The above approach was subsequently followed in the approval order of Make- my- trip ( MMT)/ Ibibo Case ( 2017) combination case, whereby CCI recognized the relevant market as “ sale of travel and travel related services”. The CCI added that travel channels operate through both the online and offline modes and from the lens of the demand side, it becomes easier for the consumer to switch between the two modes as per his/her convenience.


In simpler terms, market delineation is termed as a method of determining the geographical extent of a market for a specific commercial property. This helps to fit a specific commercial property according to consumer demand.

With the growing trajectory of digital marketing, CCI is taking dynamic actions towards delineating relevant online markets. CCI for the very first time defined relevant markets in All India Online Vendors Association (Aiova) v. Flipkart. The order pinpointed the definition of the relevant market as the ‘services provided by online marketplaces for selling of goods in India’. However, the said order also brought some ambiguities by acknowledging the reciprocity that lies within both the domains of online and offline marketplaces as sometimes the sellers from offline platforms enter into partnership businesses with e-commerce companies.

Later on in the year 2019, CCI in the Cleartrip-MMT combination case narrowed down the interpretation of online markets and declared it as a distinct mode of distribution which cannot be substituted by other offline modes without hampering the consumer reach. However, the order did not clarify about the exact delineation of the relevant markets because of the lack of concerns regarding competition in either of the modes.

The recent orders of CCI in Delhi VyaparMahasangh v. Flipkart and Lifestyle Equities v. Amazon again highlighted the stark distinction that has been made by CCI between online and offline relevant markets. In the very first case the rationale behind drawing such distinction was based on the fact that the bulk of the online retail market in India for some specific categories of products come under the hold of Amazon and Flipkart.

In the second one, CCI emphasized the cross-sided network effects of online platforms. With regards to this, the CCI specifically remarked, “Delineation of relevant market and competitive assessment are based on market realities as they exist at the time of assessment, keeping in view the facts and allegations. In rapidly changing markets in particular such as the one in the present case, market assessment cannot have a static approach.”


Delineation of market is a very econometric approach which must be dealt with perceptions based on market realities. It plays a central role in the cases of antitrust. CCI is delineating relevant markets, particularly in case of online platforms for a certain category of products or services. Further, nothing can be concluded at this juncture of time regarding the exact distinction between both the online and offline modes that could be regarded as a precedent for the future cases. There is a requirement of empirical data to establish the delineation of relevant market by the CCI.

The present decade is witnessing large scale consumer participation in the digital ecosystem.

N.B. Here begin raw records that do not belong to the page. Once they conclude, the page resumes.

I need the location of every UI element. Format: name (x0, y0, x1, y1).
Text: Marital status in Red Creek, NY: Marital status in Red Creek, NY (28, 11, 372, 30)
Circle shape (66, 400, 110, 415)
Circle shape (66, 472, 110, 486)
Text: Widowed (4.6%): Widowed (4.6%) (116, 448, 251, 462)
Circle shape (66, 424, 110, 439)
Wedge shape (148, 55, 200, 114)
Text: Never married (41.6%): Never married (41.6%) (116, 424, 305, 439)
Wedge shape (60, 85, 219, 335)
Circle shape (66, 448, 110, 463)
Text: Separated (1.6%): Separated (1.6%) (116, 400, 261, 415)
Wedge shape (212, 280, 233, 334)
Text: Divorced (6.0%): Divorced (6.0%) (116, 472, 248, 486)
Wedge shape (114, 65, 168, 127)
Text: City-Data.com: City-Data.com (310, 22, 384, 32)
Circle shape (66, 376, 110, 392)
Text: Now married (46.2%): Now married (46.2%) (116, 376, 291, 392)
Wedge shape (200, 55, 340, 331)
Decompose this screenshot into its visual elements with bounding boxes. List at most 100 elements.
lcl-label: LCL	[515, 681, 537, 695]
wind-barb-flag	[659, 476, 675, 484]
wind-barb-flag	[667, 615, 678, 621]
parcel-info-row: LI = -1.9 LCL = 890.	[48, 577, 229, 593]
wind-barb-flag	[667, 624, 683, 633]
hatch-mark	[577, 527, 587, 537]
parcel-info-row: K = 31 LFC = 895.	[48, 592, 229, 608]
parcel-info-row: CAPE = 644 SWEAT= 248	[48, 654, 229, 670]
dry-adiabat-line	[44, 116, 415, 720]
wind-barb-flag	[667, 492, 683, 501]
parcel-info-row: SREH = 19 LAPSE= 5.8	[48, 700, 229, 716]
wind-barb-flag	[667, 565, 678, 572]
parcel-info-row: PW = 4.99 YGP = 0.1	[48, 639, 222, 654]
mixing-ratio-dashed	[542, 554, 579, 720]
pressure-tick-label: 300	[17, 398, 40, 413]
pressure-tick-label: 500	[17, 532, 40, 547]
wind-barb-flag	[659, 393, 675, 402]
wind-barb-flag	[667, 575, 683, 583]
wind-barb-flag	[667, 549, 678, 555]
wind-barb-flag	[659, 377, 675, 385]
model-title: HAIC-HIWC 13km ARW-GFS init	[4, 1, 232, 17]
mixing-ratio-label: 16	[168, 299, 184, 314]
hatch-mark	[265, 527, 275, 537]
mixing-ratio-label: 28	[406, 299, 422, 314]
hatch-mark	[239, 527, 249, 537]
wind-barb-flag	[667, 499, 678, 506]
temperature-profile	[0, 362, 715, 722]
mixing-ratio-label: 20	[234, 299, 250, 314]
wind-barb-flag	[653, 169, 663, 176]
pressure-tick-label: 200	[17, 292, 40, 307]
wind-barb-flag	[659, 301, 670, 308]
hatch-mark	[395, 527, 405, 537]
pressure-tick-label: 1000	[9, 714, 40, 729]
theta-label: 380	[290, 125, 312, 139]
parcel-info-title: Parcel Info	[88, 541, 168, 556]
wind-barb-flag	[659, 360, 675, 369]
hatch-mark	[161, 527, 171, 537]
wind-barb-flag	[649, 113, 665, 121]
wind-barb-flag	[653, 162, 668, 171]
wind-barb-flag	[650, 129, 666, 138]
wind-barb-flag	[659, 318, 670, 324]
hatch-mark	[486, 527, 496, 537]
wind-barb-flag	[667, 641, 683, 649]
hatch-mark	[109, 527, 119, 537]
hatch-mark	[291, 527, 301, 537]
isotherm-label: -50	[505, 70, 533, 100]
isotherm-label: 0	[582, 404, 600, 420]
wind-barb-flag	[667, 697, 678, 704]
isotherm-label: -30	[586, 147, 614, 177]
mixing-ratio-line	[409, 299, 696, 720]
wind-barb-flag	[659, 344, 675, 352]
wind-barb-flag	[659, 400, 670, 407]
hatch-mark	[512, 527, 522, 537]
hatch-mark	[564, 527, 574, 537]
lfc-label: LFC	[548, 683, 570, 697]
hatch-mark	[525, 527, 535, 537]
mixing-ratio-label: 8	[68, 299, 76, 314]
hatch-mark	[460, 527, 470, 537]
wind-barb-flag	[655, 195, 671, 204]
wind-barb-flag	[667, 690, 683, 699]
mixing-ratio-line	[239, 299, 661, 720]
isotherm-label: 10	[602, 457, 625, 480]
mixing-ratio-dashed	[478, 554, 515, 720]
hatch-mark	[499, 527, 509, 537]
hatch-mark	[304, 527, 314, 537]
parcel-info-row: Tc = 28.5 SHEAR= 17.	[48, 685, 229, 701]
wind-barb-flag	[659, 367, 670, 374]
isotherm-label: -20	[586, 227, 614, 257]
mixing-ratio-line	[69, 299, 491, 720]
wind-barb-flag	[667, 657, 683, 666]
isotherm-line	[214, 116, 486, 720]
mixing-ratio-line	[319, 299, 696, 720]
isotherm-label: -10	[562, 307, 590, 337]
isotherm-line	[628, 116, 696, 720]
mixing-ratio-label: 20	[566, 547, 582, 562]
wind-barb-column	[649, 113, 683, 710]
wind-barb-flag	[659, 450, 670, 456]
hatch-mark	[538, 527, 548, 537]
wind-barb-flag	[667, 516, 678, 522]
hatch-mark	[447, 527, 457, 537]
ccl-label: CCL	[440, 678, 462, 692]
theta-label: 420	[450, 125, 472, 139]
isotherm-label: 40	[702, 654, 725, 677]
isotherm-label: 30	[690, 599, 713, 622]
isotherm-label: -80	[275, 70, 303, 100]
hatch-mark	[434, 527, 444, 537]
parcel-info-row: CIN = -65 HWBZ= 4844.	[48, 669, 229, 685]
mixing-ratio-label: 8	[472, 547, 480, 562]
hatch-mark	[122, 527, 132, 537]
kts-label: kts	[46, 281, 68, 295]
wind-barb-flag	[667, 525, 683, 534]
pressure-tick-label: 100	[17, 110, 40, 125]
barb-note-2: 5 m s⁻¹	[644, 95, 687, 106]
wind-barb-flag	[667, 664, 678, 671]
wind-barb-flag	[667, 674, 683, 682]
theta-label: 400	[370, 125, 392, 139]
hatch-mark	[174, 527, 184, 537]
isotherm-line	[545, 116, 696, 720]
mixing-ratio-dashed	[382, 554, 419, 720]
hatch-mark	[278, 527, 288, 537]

Further it has proved to penetrate through even the remote geographical markets, thus, widening the circumference of possible consumer reach. So, at this critical time when the digital ecosystem is at its zenith, any unnecessary and premature intervention is going to hamper not only the consumer interest but also the economic development of the country.

Declaration: The work represents our original contribution, and that it has not been copied or plagiarized in whole or in part from other works.